Better solutions through smarter code.

Performance Monitoring ASP.NET apps - the art of the insane

So Microsoft professes that all these fabulous counters in .NET that are available to the Performance Monitor tool provide a good level of insight... well bah!  bah! I say.

Consider a multi-tier environment with multiple approaches to remoting (.NET Remoting and Web Services).  Now - consider multiple front-ends, multiple - nigh - dozens of services - and one or two databases.

Try to get monitors on that beastie.  Takes a while just to set them all up... Then I try using the performance monitor ActiveX control to try and go through the data... but therein lies the problem.  Different counters, when recorded and analyzed later, will have zeros for some values, which causes any line graph to look crappy and be somewhat useless.  The thorns in my side are the .NET Framework monitors mostly.

Then I go through the effort to capture all this - and then the .NET SqlClient counters don't even pick up any activity.  What the deuce!?

So - trying to see if I can find someway to make this all more meaningful (honestly, I just want a nice pretty graph) I dump the binary data to a comma-delimited text file - pull it into excel - and this is where I discovered the zeros - and multiple records for the same second.

Feeling jipped - I try writing the data directly to SQL Server - wow - this was a mistake.  Logging a LOT of counters across 4 identical machines - and two other machines with 1/3 as many counters (9000 individual counters in all since I'm monitoring several web services in separate app pools across multiple servers -- and in some cases multiple threads) -- within 15 minutes I had created a database that was over 300MB in size - although I did get to see how effective SQL Server 2005 garbage collects (or ineffective in some cases).

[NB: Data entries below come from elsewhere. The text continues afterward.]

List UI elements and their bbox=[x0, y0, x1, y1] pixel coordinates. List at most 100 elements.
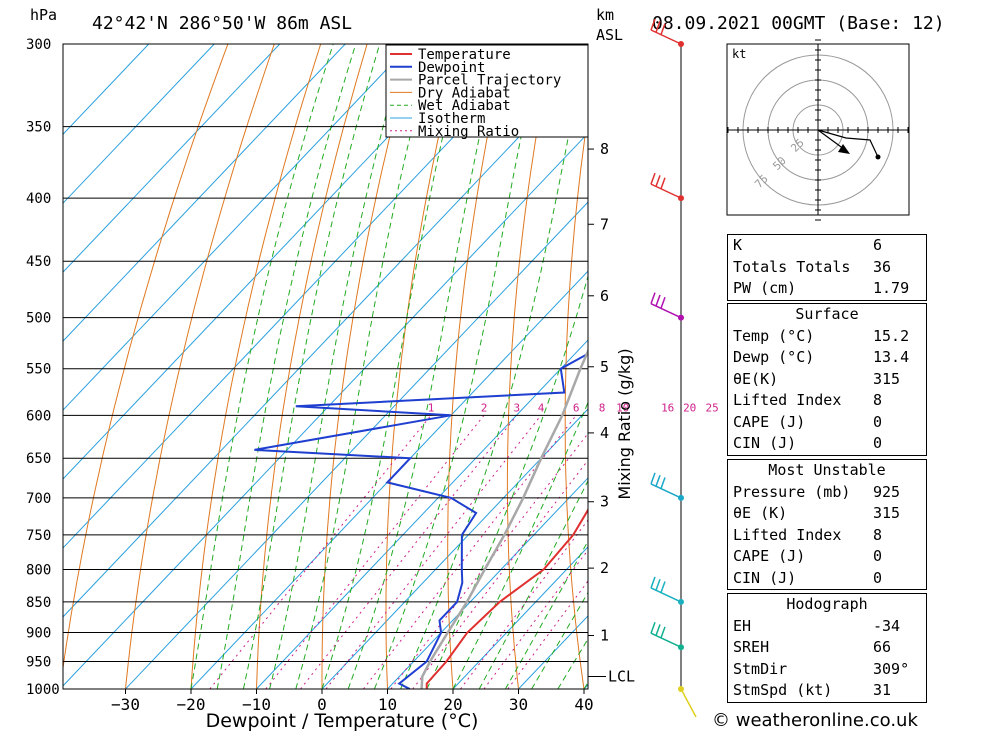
legend-label: Dewpoint bbox=[418, 60, 485, 76]
pressure-tick-label: 1000 bbox=[26, 682, 60, 698]
mixing-ratio-label: 10 bbox=[616, 401, 629, 414]
pressure-tick-label: 400 bbox=[26, 191, 51, 207]
mixing-ratio-label: 25 bbox=[705, 401, 718, 414]
pressure-tick-label: 950 bbox=[26, 655, 51, 671]
wind-barb-feather bbox=[660, 581, 666, 593]
height-km-ticks: 1 2 3 4 5 6 7 8 LCL bbox=[588, 140, 635, 686]
units-km: km bbox=[596, 6, 614, 24]
isotherm-line bbox=[63, 44, 477, 480]
isotherm-line bbox=[63, 44, 215, 204]
km-tick-label: 8 bbox=[600, 140, 609, 158]
wind-barb-feather bbox=[650, 576, 656, 589]
wind-barb-feather bbox=[660, 297, 666, 309]
wet-adiabat-line bbox=[478, 479, 588, 689]
isotherm-line bbox=[63, 44, 412, 411]
dry-adiabat-line bbox=[971, 44, 1000, 689]
pressure-tick-label: 500 bbox=[26, 311, 51, 327]
wet-adiabat-line bbox=[321, 44, 466, 689]
wind-barb-feather bbox=[660, 23, 666, 35]
table-row: Lifted Index 8 bbox=[733, 525, 883, 544]
table-row: Pressure (mb) 925 bbox=[733, 482, 901, 501]
mixing-ratio-line bbox=[390, 432, 588, 689]
table-row: SREH 66 bbox=[733, 638, 892, 656]
wind-barb-feather bbox=[650, 18, 656, 31]
isotherm-line bbox=[63, 63, 588, 618]
pressure-tick-label: 550 bbox=[26, 362, 51, 378]
x-tick-label: 0 bbox=[317, 695, 327, 714]
temperature-tick-labels: −30 −20 −10 0 10 20 30 40 bbox=[111, 689, 594, 714]
hodograph-endpoint bbox=[875, 154, 881, 160]
km-tick-label: 6 bbox=[600, 287, 609, 305]
wind-barb-feather bbox=[655, 21, 661, 33]
isotherm-line bbox=[63, 44, 150, 135]
pressure-tick-label: 450 bbox=[26, 254, 51, 270]
wet-adiabat-line bbox=[400, 44, 588, 689]
legend-label: Isotherm bbox=[418, 111, 485, 127]
isotherm-line bbox=[321, 408, 588, 689]
table-row: Dewp (°C) 13.4 bbox=[733, 348, 910, 366]
x-tick-label: −30 bbox=[111, 695, 140, 714]
km-tick-label: 1 bbox=[600, 627, 609, 645]
mixing-ratio-label: 3 bbox=[513, 401, 520, 414]
table-row: EH -34 bbox=[733, 616, 901, 635]
mixing-ratio-line bbox=[300, 414, 518, 689]
x-tick-label: 20 bbox=[443, 695, 462, 714]
pressure-tick-label: 750 bbox=[26, 528, 51, 544]
dry-adiabat-line bbox=[321, 44, 415, 689]
wind-barb-feather bbox=[660, 477, 666, 489]
wet-adiabat-line bbox=[242, 44, 381, 689]
units-asl: ASL bbox=[596, 26, 623, 44]
datetime-title: 08.09.2021 00GMT (Base: 12) bbox=[652, 13, 945, 34]
legend-label: Mixing Ratio bbox=[418, 124, 519, 140]
isotherm-line bbox=[63, 44, 346, 342]
km-tick-label: 7 bbox=[600, 215, 609, 233]
wet-adiabat-line bbox=[347, 44, 501, 689]
units-hpa: hPa bbox=[30, 6, 57, 24]
table-row: CAPE (J) 0 bbox=[733, 547, 883, 565]
pressure-tick-label: 800 bbox=[26, 562, 51, 578]
isobars bbox=[63, 43, 588, 690]
isotherm-line bbox=[452, 546, 588, 689]
mixing-ratio-label: 1 bbox=[428, 401, 435, 414]
mixing-ratio-label: 6 bbox=[573, 401, 580, 414]
wind-barb bbox=[650, 183, 682, 199]
table-row: PW (cm) 1.79 bbox=[733, 279, 910, 297]
wind-barb-feather bbox=[655, 175, 661, 187]
wind-barb-feather bbox=[660, 626, 666, 639]
mixing-ratio-labels: 1 2 3 4 6 8 10 16 20 25 bbox=[428, 401, 719, 414]
mixing-ratio-label: 4 bbox=[538, 401, 545, 414]
wind-barb-feather bbox=[655, 624, 661, 636]
x-tick-label: −10 bbox=[242, 695, 271, 714]
pressure-tick-label: 900 bbox=[26, 626, 51, 642]
most-unstable-table: Most Unstable Pressure (mb) 925 θE (K) 315… bbox=[727, 459, 927, 590]
table-row: CIN (J) 0 bbox=[733, 568, 883, 587]
table-row: StmSpd (kt) 31 bbox=[733, 681, 892, 699]
parcel-trajectory-line bbox=[420, 348, 588, 689]
wind-barb-feather bbox=[660, 177, 666, 189]
pressure-tick-label: 650 bbox=[26, 451, 51, 467]
wind-barb bbox=[650, 302, 682, 319]
wind-barb-feather bbox=[655, 578, 661, 591]
plot-frame bbox=[62, 43, 589, 690]
mixing-ratio-axis-label: Mixing Ratio (g/kg) bbox=[615, 348, 634, 499]
pressure-tick-label: 300 bbox=[26, 37, 51, 53]
wind-barb bbox=[650, 632, 682, 648]
lcl-label: LCL bbox=[608, 668, 635, 686]
hodograph-title: Hodograph bbox=[786, 595, 868, 613]
mixing-ratio-label: 16 bbox=[661, 401, 674, 414]
table-row: Lifted Index 8 bbox=[733, 391, 883, 409]
copyright-footer[interactable]: © weatheronline.co.uk bbox=[712, 710, 918, 731]
wind-barb bbox=[650, 483, 682, 499]
isotherm-line bbox=[63, 44, 281, 273]
x-axis-label: Dewpoint / Temperature (°C) bbox=[206, 710, 479, 732]
most-unstable-title: Most Unstable bbox=[768, 461, 886, 479]
wind-barb-feather bbox=[655, 294, 661, 307]
pressure-tick-label: 850 bbox=[26, 595, 51, 611]
x-tick-label: −20 bbox=[177, 695, 206, 714]
pressure-tick-labels: 300 350 400 450 500 550 600 650 700 750 800 850 900 9… bbox=[26, 37, 60, 698]
x-tick-label: 40 bbox=[574, 695, 593, 714]
mixing-ratio-line bbox=[363, 414, 577, 689]
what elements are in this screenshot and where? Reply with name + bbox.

The sheer amount of data is not queryable.  Really - it isn't.  So that was a major waste of my time today.  I went back to the binary files and pulling them into the activex control within MMC.

Finding a way to trend the data is really where the "art" comes in.  Being able to select which data you want to look at - then see a trend, drop another counter across all the servers - now its unreadable again.

PLEASE MICROSOFT!  THERE MUST BE A BETTER WAY!

Then there's the art of figuring out what's going on - if these servers are getting requests on the front end - and these web servers on the web service layer are getting this many requests - which servers are really hitting which?  Its pure speculation.

So now I'm looking at how to make this all easier to interpret.  How to easily pull all this data together.  Right now I want to ditch the MS counters and build in our own so we are getting the data we care about attached to instances which make sense.

The .NET Framework makes all of this possible - it's a matter of the strategy by which you go about it all.  At a minimum it means touching every web service method in the service layer... and on the front-end... I'm thinking key UI methods and page event handlers. 

The biggest key is going to be merging the logging strategy with the counter strategy in such a way as you can see the counters within the logs.  Example: we log whenever we add an object to the cache api - well - at the same time we should also be querying the Cache API Objects counter (or our own counter so we can actually count how many of what type of object) to and write out how many are there.

But it has to be a real strategy - something from the ground up - not something cooked up as we go along... otherwise it won't be as effective.

In the end - it's a "what do we want to see".  Me - I'd like to see a visual representation of the environment and watch where the traffic is going.  Isolate a particular request and watch it travel from the front to the back... which web services are being called a which points - and how long each one takes - otherwise it's still speculation.